|Operator||European Space Agency|
|Mission duration||2 years (planned)|
|Manufacturer||Verhaert Design & Development (now QinetiQ Space)|
|Launch mass||120 kilograms (260 lb)|
|Dimensions||0.60m x 0.70m x 0.85m|
|Start of mission|
|Launch date||2 November 2009, 01:50:00UTC|
|Launch site||Plesetsk 133/3|
|Perigee altitude||713 kilometres (443 mi)|
|Apogee altitude||733 kilometres (455 mi)|
|Epoch||24 January 2015, 13:01:08 UTC|
ESA solar system insignia for the PROBA-2 mission
PROBA-2 is the second satellite in the European Space Agency's series of PROBA low-cost satellites that are being used to validate new spacecraft technologies while also carrying scientific instruments. PROBA-2 is a small satellite (130 kg) developed under an ESA General Support Technology Program (GSTP) contract by a Belgian consortium led by Verhaert (now QinetiQ Space) of Kruibeke, Belgium. The nominal mission duration was two years. As of 2019, the mission continues.

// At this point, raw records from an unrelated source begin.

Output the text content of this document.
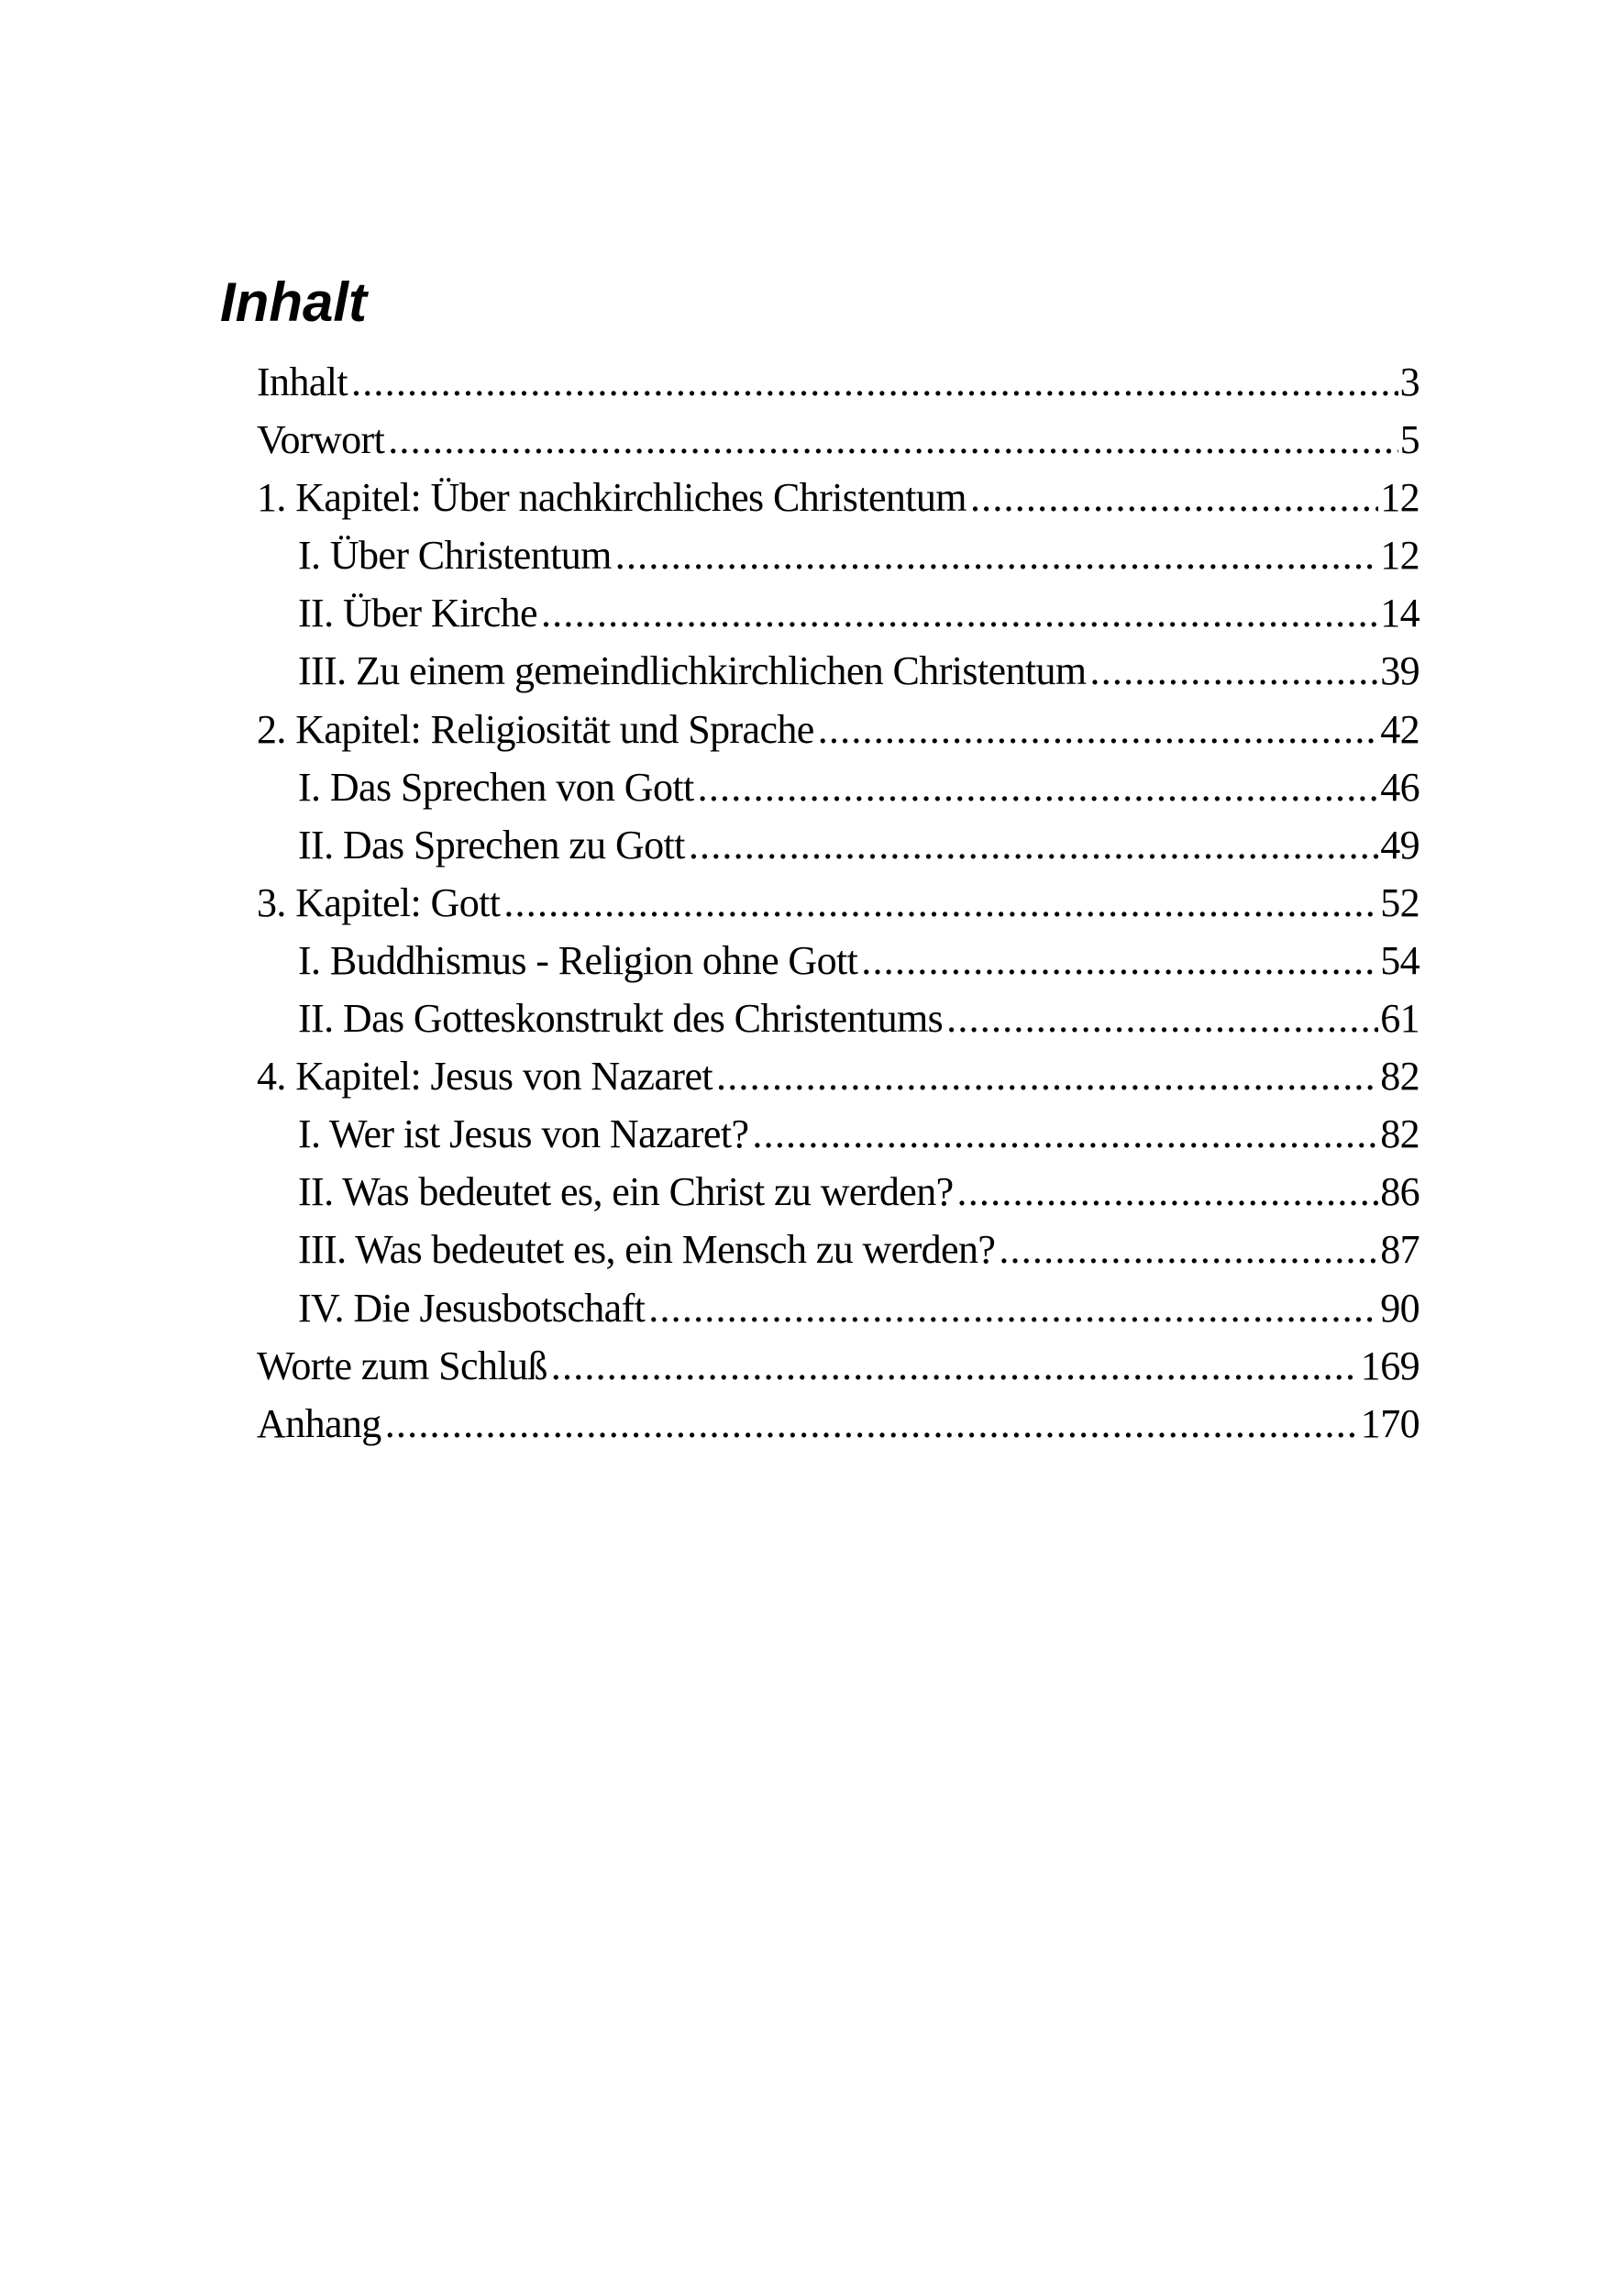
Inhalt
Inhalt .....	3
Vorwort .....	5
1. Kapitel: Über nachkirchliches Christentum .....	12
I. Über Christentum .....	12
II. Über Kirche .....	14
III. Zu einem gemeindlichkirchlichen Christentum .....	39
2. Kapitel: Religiosität und Sprache .....	42
I. Das Sprechen von Gott .....	46
II. Das Sprechen zu Gott .....	49
3. Kapitel: Gott .....	52
I. Buddhismus - Religion ohne Gott .....	54
II. Das Gotteskonstrukt des Christentums .....	61
4. Kapitel: Jesus von Nazaret .....	82
I. Wer ist Jesus von Nazaret? .....	82
II. Was bedeutet es, ein Christ zu werden? .....	86
III. Was bedeutet es, ein Mensch zu werden? .....	87
IV. Die Jesusbotschaft .....	90
Worte zum Schluß .....	169
Anhang .....	170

PROBA-2 contains five scientific instruments. Two of them are designated to observe the Sun: "The Sun Watcher using APS and Image Processing" (SWAP, an EUV imager) and the "Large Yield Radiometer" (LYRA), a radiometer made of diamond photodiodes. The Principal investigator teams of both instruments are hosted at the Royal Observatory of Belgium. This institute will also host the PROBA-2 Science Center from which the SWAP and LYRA instruments will be operated and their data distributed. There are three other instruments to measure basic space plasma properties: the Dual segmented Langmuir probe (DSLP) (developed by the Astronomical Institute and Institute of Atmospheric Physics, Academy of Sciences of the Czech Republic), the Thermal Plasma Measurement Unit (TPMU), and the Science Grade Vector Magnetometer (SGVM) developed by the Technical University of Denmark.